CXCL4 inhibits the early steps of the HIV-1 replication cycle. (A) Time dependence of CXCL4 sensitivity as evaluated using the MAGI assay. Enumeration of blue cells after 48 h denotes the completion of a single infectious cycle of HIV-1. To reduce interexperimental variability, the data were normalized with respect to the number of blue cells detected in control cultures (C) not treated with CXCL4. CXCL4 was added at different times relative to infection with HIV-1 IIIB or HIV-1 BaL, and the test was developed after 48 h of infection. Results shown are from a representative experiment performed in duplicate wells. (B) Effect of CXCL4 on HIV-1 attachment. The attachment assay was performed using activated primary human CD4+ T cells incubated with the infectious stock of a CXCL4-sensitive primary HIV-1 isolate (92HT599; R5X4). Virus attachment was measured as the total amount of cell-associated HIV-1 p24 Gag protein after subtraction of background p24 levels (measured in cells incubated with the virus at 4 °C and then treated with trypsin to remove cell surface-bound HIV-1 virions). (C) Effect of CXCL4 on HIV-1 entry. For the entry assay, at the end of the incubation period the cells were treated with trypsin to remove residual extracellular virions bound to the external surface of the cells.
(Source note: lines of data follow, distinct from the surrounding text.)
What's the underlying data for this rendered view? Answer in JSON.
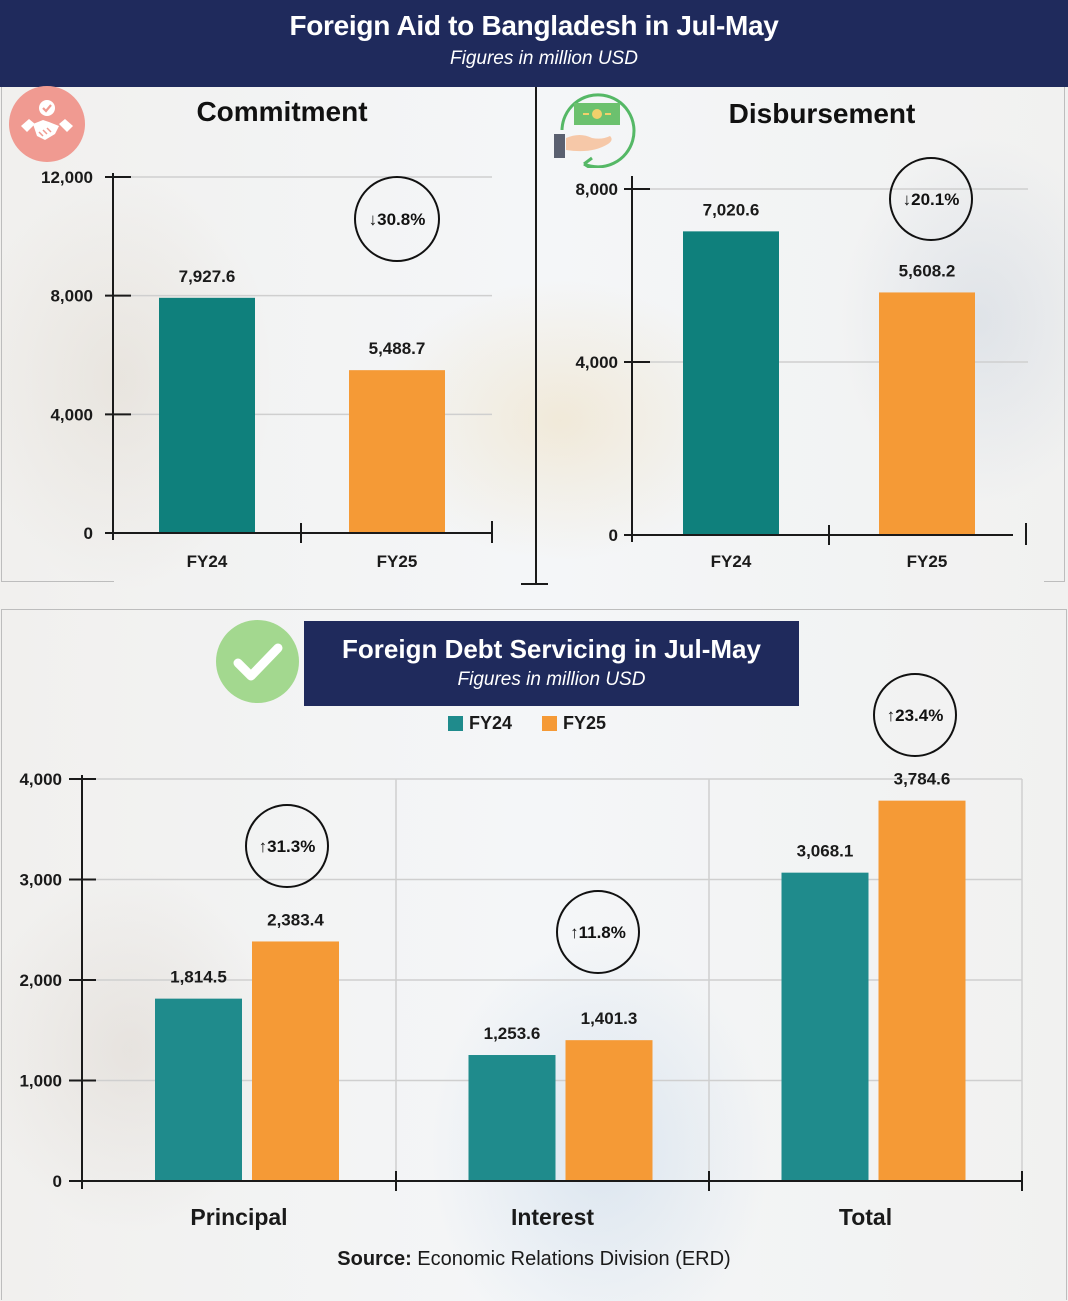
{
  "header": {
    "title": "Foreign Aid to Bangladesh in Jul-May",
    "subtitle": "Figures in million USD"
  },
  "icons": {
    "commitment": "handshake-icon",
    "disbursement": "money-hand-icon",
    "debt": "checkmark-icon"
  },
  "colors": {
    "fy24_aid": "#0f807c",
    "fy24_debt": "#1f8b8c",
    "fy25": "#f59a36",
    "header_bg": "#1f2a5c",
    "handshake_bg": "#f09a91",
    "check_bg": "#a3d88f"
  },
  "debt_section": {
    "title": "Foreign Debt Servicing in Jul-May",
    "subtitle": "Figures in million USD"
  },
  "source": {
    "label": "Source:",
    "text": " Economic Relations Division (ERD)"
  },
  "chart_data": [
    {
      "type": "bar",
      "title": "Commitment",
      "categories": [
        "FY24",
        "FY25"
      ],
      "values": [
        7927.6,
        5488.7
      ],
      "value_labels": [
        "7,927.6",
        "5,488.7"
      ],
      "ylim": [
        0,
        12000
      ],
      "yticks": [
        0,
        4000,
        8000,
        12000
      ],
      "ytick_labels": [
        "0",
        "4,000",
        "8,000",
        "12,000"
      ],
      "change_badge": "↓30.8%",
      "xlabel": "",
      "ylabel": "",
      "grid": true
    },
    {
      "type": "bar",
      "title": "Disbursement",
      "categories": [
        "FY24",
        "FY25"
      ],
      "values": [
        7020.6,
        5608.2
      ],
      "value_labels": [
        "7,020.6",
        "5,608.2"
      ],
      "ylim": [
        0,
        8000
      ],
      "yticks": [
        0,
        4000,
        8000
      ],
      "ytick_labels": [
        "0",
        "4,000",
        "8,000"
      ],
      "change_badge": "↓20.1%",
      "xlabel": "",
      "ylabel": "",
      "grid": true
    },
    {
      "type": "bar",
      "title": "Foreign Debt Servicing in Jul-May",
      "categories": [
        "Principal",
        "Interest",
        "Total"
      ],
      "series": [
        {
          "name": "FY24",
          "values": [
            1814.5,
            1253.6,
            3068.1
          ],
          "value_labels": [
            "1,814.5",
            "1,253.6",
            "3,068.1"
          ]
        },
        {
          "name": "FY25",
          "values": [
            2383.4,
            1401.3,
            3784.6
          ],
          "value_labels": [
            "2,383.4",
            "1,401.3",
            "3,784.6"
          ]
        }
      ],
      "change_badges": [
        "↑31.3%",
        "↑11.8%",
        "↑23.4%"
      ],
      "ylim": [
        0,
        4000
      ],
      "yticks": [
        0,
        1000,
        2000,
        3000,
        4000
      ],
      "ytick_labels": [
        "0",
        "1,000",
        "2,000",
        "3,000",
        "4,000"
      ],
      "legend": [
        "FY24",
        "FY25"
      ],
      "legend_position": "top-center",
      "xlabel": "",
      "ylabel": "",
      "grid": true
    }
  ]
}
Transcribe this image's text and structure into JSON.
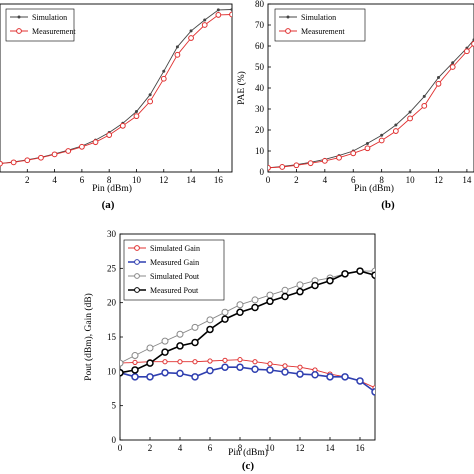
{
  "chart_data": [
    {
      "panel_label": "(a)",
      "type": "line",
      "xlabel": "Pin (dBm)",
      "ylabel": "",
      "xlim": [
        0,
        17
      ],
      "ylim": [
        0,
        40
      ],
      "x_ticks": [
        2,
        4,
        6,
        8,
        10,
        12,
        14,
        16
      ],
      "y_ticks": [],
      "grid": false,
      "legend": "top-left",
      "x": [
        0,
        1,
        2,
        3,
        4,
        5,
        6,
        7,
        8,
        9,
        10,
        11,
        12,
        13,
        14,
        15,
        16,
        17
      ],
      "series": [
        {
          "name": "Simulation",
          "color": "#444444",
          "marker": "dot",
          "values": [
            2.0,
            2.4,
            2.9,
            3.5,
            4.3,
            5.2,
            6.2,
            7.6,
            9.4,
            11.6,
            14.4,
            18.4,
            24.0,
            29.8,
            33.6,
            36.2,
            38.6,
            38.7
          ]
        },
        {
          "name": "Measurement",
          "color": "#e03030",
          "marker": "circle",
          "values": [
            2.0,
            2.3,
            2.8,
            3.4,
            4.2,
            5.0,
            6.0,
            7.1,
            8.8,
            11.0,
            13.3,
            16.8,
            22.2,
            27.9,
            31.9,
            35.0,
            37.4,
            37.5
          ]
        }
      ]
    },
    {
      "panel_label": "(b)",
      "type": "line",
      "xlabel": "Pin (dBm)",
      "ylabel": "PAE (%)",
      "xlim": [
        0,
        14.5
      ],
      "ylim": [
        0,
        80
      ],
      "x_ticks": [
        0,
        2,
        4,
        6,
        8,
        10,
        12,
        14
      ],
      "y_ticks": [
        0,
        10,
        20,
        30,
        40,
        50,
        60,
        70,
        80
      ],
      "grid": false,
      "legend": "top-left",
      "x": [
        0,
        1,
        2,
        3,
        4,
        5,
        6,
        7,
        8,
        9,
        10,
        11,
        12,
        13,
        14,
        14.5
      ],
      "series": [
        {
          "name": "Simulation",
          "color": "#444444",
          "marker": "dot",
          "values": [
            2,
            2.6,
            3.5,
            4.6,
            6,
            7.8,
            10,
            13.6,
            17.5,
            22.4,
            28.6,
            36,
            45,
            52,
            59,
            63
          ]
        },
        {
          "name": "Measurement",
          "color": "#e03030",
          "marker": "circle",
          "values": [
            2,
            2.4,
            3.2,
            4.2,
            5.3,
            6.8,
            8.9,
            11.3,
            15,
            19.5,
            25.5,
            31.5,
            42,
            50,
            57.5,
            61
          ]
        }
      ]
    },
    {
      "panel_label": "(c)",
      "type": "line",
      "xlabel": "Pin (dBm)",
      "ylabel": "Pout (dBm), Gain (dB)",
      "xlim": [
        0,
        17
      ],
      "ylim": [
        0,
        30
      ],
      "x_ticks": [
        0,
        2,
        4,
        6,
        8,
        10,
        12,
        14,
        16
      ],
      "y_ticks": [
        0,
        5,
        10,
        15,
        20,
        25,
        30
      ],
      "grid": false,
      "legend": "top-left",
      "x": [
        0,
        1,
        2,
        3,
        4,
        5,
        6,
        7,
        8,
        9,
        10,
        11,
        12,
        13,
        14,
        15,
        16,
        17
      ],
      "series": [
        {
          "name": "Simulated Gain",
          "color": "#e03030",
          "marker": "small-circle",
          "values": [
            11.2,
            11.3,
            11.4,
            11.4,
            11.4,
            11.4,
            11.5,
            11.6,
            11.7,
            11.4,
            11.1,
            10.8,
            10.6,
            10.2,
            9.6,
            9.2,
            8.6,
            7.6
          ]
        },
        {
          "name": "Measured Gain",
          "color": "#2f3fb0",
          "marker": "circle",
          "values": [
            9.8,
            9.2,
            9.2,
            9.8,
            9.7,
            9.2,
            10.1,
            10.6,
            10.6,
            10.3,
            10.2,
            9.9,
            9.6,
            9.5,
            9.2,
            9.2,
            8.6,
            7.0
          ]
        },
        {
          "name": "Simulated Pout",
          "color": "#888888",
          "marker": "circle",
          "values": [
            11.2,
            12.3,
            13.4,
            14.4,
            15.4,
            16.4,
            17.5,
            18.6,
            19.7,
            20.4,
            21.1,
            21.8,
            22.6,
            23.2,
            23.6,
            24.2,
            24.6,
            24.6
          ]
        },
        {
          "name": "Measured Pout",
          "color": "#000000",
          "marker": "circle",
          "values": [
            9.8,
            10.2,
            11.2,
            12.8,
            13.7,
            14.2,
            16.1,
            17.6,
            18.6,
            19.3,
            20.2,
            20.9,
            21.6,
            22.5,
            23.2,
            24.2,
            24.6,
            24.0
          ]
        }
      ]
    }
  ]
}
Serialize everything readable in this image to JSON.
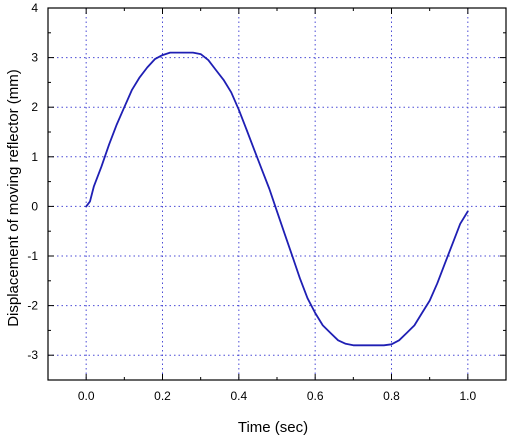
{
  "chart_data": {
    "type": "line",
    "title": "",
    "xlabel": "Time (sec)",
    "ylabel": "Displacement of moving reflector (mm)",
    "xlim": [
      -0.1,
      1.1
    ],
    "ylim": [
      -3.5,
      4.0
    ],
    "x_ticks": [
      0.0,
      0.2,
      0.4,
      0.6,
      0.8,
      1.0
    ],
    "x_tick_labels": [
      "0.0",
      "0.2",
      "0.4",
      "0.6",
      "0.8",
      "1.0"
    ],
    "y_ticks": [
      -3,
      -2,
      -1,
      0,
      1,
      2,
      3,
      4
    ],
    "y_tick_labels": [
      "-3",
      "-2",
      "-1",
      "0",
      "1",
      "2",
      "3",
      "4"
    ],
    "grid": true,
    "legend": "none",
    "series": [
      {
        "color": "#1f1fb4",
        "x": [
          0.0,
          0.01,
          0.02,
          0.04,
          0.06,
          0.08,
          0.1,
          0.12,
          0.14,
          0.16,
          0.18,
          0.2,
          0.22,
          0.24,
          0.26,
          0.28,
          0.3,
          0.32,
          0.34,
          0.36,
          0.38,
          0.4,
          0.42,
          0.44,
          0.46,
          0.48,
          0.5,
          0.52,
          0.54,
          0.56,
          0.58,
          0.6,
          0.62,
          0.64,
          0.66,
          0.68,
          0.7,
          0.72,
          0.74,
          0.76,
          0.78,
          0.8,
          0.82,
          0.84,
          0.86,
          0.88,
          0.9,
          0.92,
          0.94,
          0.96,
          0.98,
          1.0
        ],
        "y": [
          0.0,
          0.1,
          0.4,
          0.8,
          1.25,
          1.65,
          2.0,
          2.35,
          2.6,
          2.8,
          2.97,
          3.05,
          3.1,
          3.1,
          3.1,
          3.1,
          3.07,
          2.95,
          2.75,
          2.55,
          2.3,
          1.95,
          1.55,
          1.15,
          0.75,
          0.35,
          -0.1,
          -0.55,
          -1.0,
          -1.45,
          -1.85,
          -2.15,
          -2.4,
          -2.55,
          -2.7,
          -2.77,
          -2.8,
          -2.8,
          -2.8,
          -2.8,
          -2.8,
          -2.78,
          -2.7,
          -2.55,
          -2.4,
          -2.15,
          -1.9,
          -1.55,
          -1.15,
          -0.75,
          -0.35,
          -0.1
        ]
      }
    ]
  }
}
Virus entry was measured as the amount of trypsin-resistant, intracellular p24 protein. The recombinant chemokines and the anti-CD4 mAb (RPA-T4) were used at 5 μg/mL; peptide T20 was used at 50 μg/mL. Data represent mean values (±SD) from at least three independent experiments. *P < 0.05 and **P < 0.001 vs. untreated control by paired two-tailed Student t test.

Fig. 3.

CXCL4 directly interacts with the major HIV-1 envelope glycoprotein, gp120. (A) Capture of HIV-1 virions (strain IIIB; X4) by CXCL4-armed immunomagnetic beads. Polyclonal goat anti-CXCL4 IgG and irrelevant goat IgG were used at 20 μg/mL; anti-CXCL4 mAbs (nos. 7951 and 7952) at 5 μg/mL. Data represent mean values (±SD) from at least three independent experiments. **P < 0.001 by paired two-tailed Student t test. (B) Coimmunoprecipitation of the HIV-1 envelope glycoproteins gp120 and gp160 by CXCL4. Assays were performed using the PM1 clone (28) persistently infected with HIV-1 IIIB (X4), which expresses on its surface both gp120 and its uncleaved precursor, gp160. Lane 1, gp120 and gp160 precipitated with CXCL4 and anti-CXCL4 rabbit antiserum; lane 2, anti-CXCL4 rabbit antiserum alone; lane 3, CCL3 with anti-CCL3 rabbit antiserum; lane 4, anti-CCL3 rabbit antiserum alone; lane 5, positive control (direct immunoprecipitation with the anti-gp120 mAb 2G12). (C) Inhibition of HIV-1 virion capture by polyclonal antisera, soluble CD4 (sCD4) and human mAbs directed against HIV-1 gp120. Polyclonal goat antisera against recombinant gp120 outer-domain fragments (PB1 and PB1 Sub 7) were used at 1:50 dilution; irrelevant goat IgG at 100 μg/mL; 4-domain sCD4 at 10 μg/mL; human anti-gp120 mAbs at 10 μg/mL. Data represent the mean values (±SD) from at least four independent experiments performed for each inhibitor. *P < 0.05 and **P < 0.01 vs. untreated control by paired two-tailed Student t test.